Desde la comida chatarra que consumen nuestros niños y adolescentes en los colegios y escuelas públicas, hasta los platos del dí­a de los comedores y restaurantes, pasando por el pan nuestro de cada dí­a y las comidas rápidas como los ya famosos shucos, las pizzas y las hamburguesas, toda esta comida hecha con los materiales de más baja calidad y en condiciones higiénicas lamentables por escasas, constituye la dieta alimenticia diaria de la mayorí­a de guatemaltecos citadinos y de buena cantidad de compatriotas que viven en las cabeceras municipales. De quienes habitan en fincas, aldeas o caserí­os, nada diré, pues sus posibilidades alimentarias son aún más precarias.

Milton Alfredo Torres Valenzuela

Lo que quiero decir es que, por lo que se ve, existe poco o nulo control en relación a lo que los guatemaltecos comemos a diario.
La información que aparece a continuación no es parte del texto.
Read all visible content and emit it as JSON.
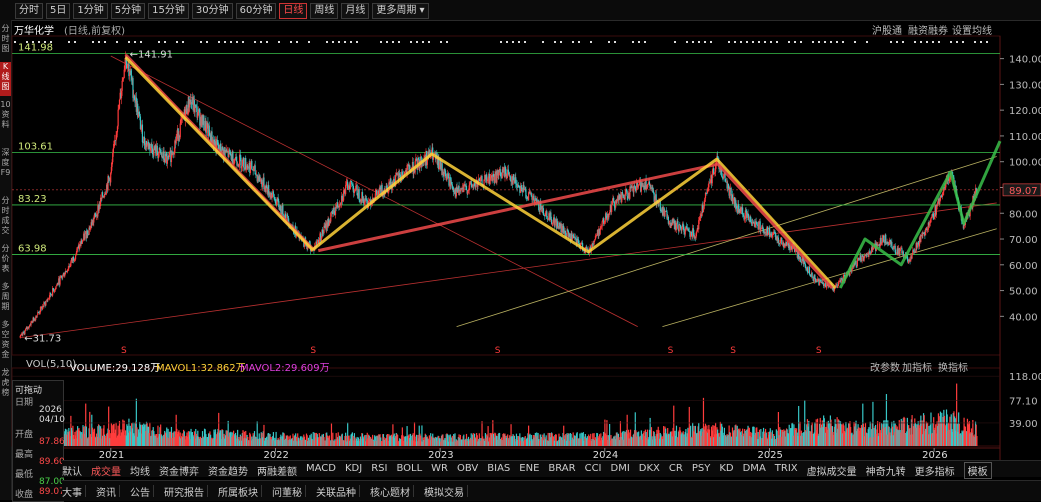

Por ejemplo, existen en el mercado cierto tipo de frituras con todo y bolsa sellada y marca, cuyos componentes, a la larga, pueden producir trastornos en el organismo; embutidos cuyo sabor y color han sido alterados artificialmente; refrescos embotellados y enlatados que pueden producir gastritis y cálculos renales; no digamos los altos niveles de contaminación de la fruta ya pelada que es ofrecida en las calles, sin ningún permiso ni control sanitario Hay, inclusive, colegios y empresas que ofrecen a sus estudiantes y trabajadores, respectivamente, toda esta clase de comida chatarra como almuerzo casi obligado, coadyuvando con dicha actitud, a la deformación fí­sica de sus alumnos o trabajadores y a la deformación del sentido del gusto y de la cultura gastronómica, fuente primordial del buen gusto y del buen juicio en el comer y en el beber.

La alimentación, de por sí­, es necesidad fisiológica pero también es cultura. Por tal razón el contenido y la forma de alimentarse incide directamente en los hábitos, en las formas de vida y, por supuesto, en la productividad de un paí­s. ¿Qué podremos esperar del nuestro, si no controlamos y mejoramos la forma de alimentarnos? Los recursos que un guatemalteco invierte en comprar comida chatarra, muy bien podrí­a invertirlos en otro tipo de alimentación más sana. Lo que incide, en todo caso, es la propaganda y no la educación.